Thank you. Just a moment, please, for our next question. Next, we have Amit Wadia from Jefferies. Please go ahead.

Amit Wadia
Analyst, Jefferies

Good morning. I've just got a question on, again, harping back on slide 16. You're saying 8.73% return on the aeronautical CapEx and 7.79% including non-priced assets. When I think about your CapEx on the non-priced assets, that's kind of significant, around NZD 1 billion for the next 10 years, versus your NZD 5.5 billion-NZD 5.6 billion spend on the priced activity. I think you are referring that the Commission might have a look at the-- might have some regard to your total returns, which I think would be lower in PSE5 as well, aero versus total. Why the Commission would have some regard? Because this is meaningful spend, which is in the non-priced. Shouldn't the Commission then look at your total return rather than the aero return?

Phil Neutze
Chief Financial Officer, Auckland International Airport

Yes, the commission typically does that. The commission noted last time around that our forecast returns from the non-priced activities were higher than our target return for priced activities, and indicated it wanted to spend some time on that. It was clearly comfortable with the overall return. I think it added 10 basis points or so to our total regulated return versus targeted for pricing, and the commission was comfortable with that. We certainly expect the commission to take a pan-business view. That's its job.

Amit Wadia
Analyst, Jefferies

Sure. Maybe, you talked to the size of equity raise of between NZD 0 and NZD 1 billion. I think from the memory, that's the same size you talked to in June. Today you're highlighting more CapEx, NZD 500 million for the next five years. What's changed?

Phil Neutze
Chief Financial Officer, Auckland International Airport

Nothing. We were well, well aware of that additional CapEx that we'll be disclosing as part of this pricing disclosure.

Amit Wadia
Analyst, Jefferies

Right. This doesn't have any impact on your A- credit rating, because obviously your total returns are lower than 7 of 7.79%. You're saying you're, you were aware of your total returns back then?

Phil Neutze
Chief Financial Officer, Auckland International Airport

Yes.

Amit Wadia
Analyst, Jefferies

Okay. All right, that's all I had. Thank you.

Operator

Thank you. I will now hand back for closing remarks.

Carrie Hurihanganui
Chief Executive, Auckland International Airport

Kia ora. Thanks, everyone. Really appreciate you joining us on the call today.
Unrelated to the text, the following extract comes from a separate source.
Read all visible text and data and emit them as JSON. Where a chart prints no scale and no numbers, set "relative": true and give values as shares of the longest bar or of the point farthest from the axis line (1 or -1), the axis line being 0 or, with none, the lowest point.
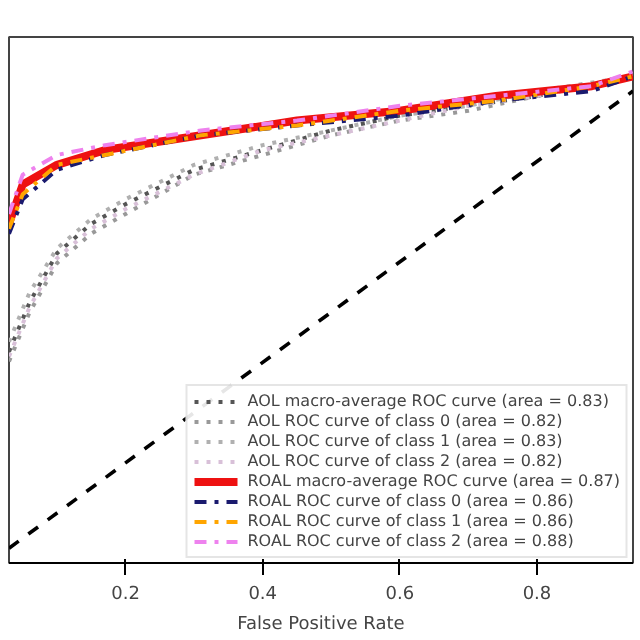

As, as I'm sure is very clear and evident in today's presentation, we're certainly focused on building the competitive hub that we need going forward for New Zealand, and in short, we're getting on with it. Certainly welcome any further questions you have offline between Phil and Stewart and the team. Please do reach out if, if you have any subsequent questions, but appreciate you taking the time this morning, and best of luck.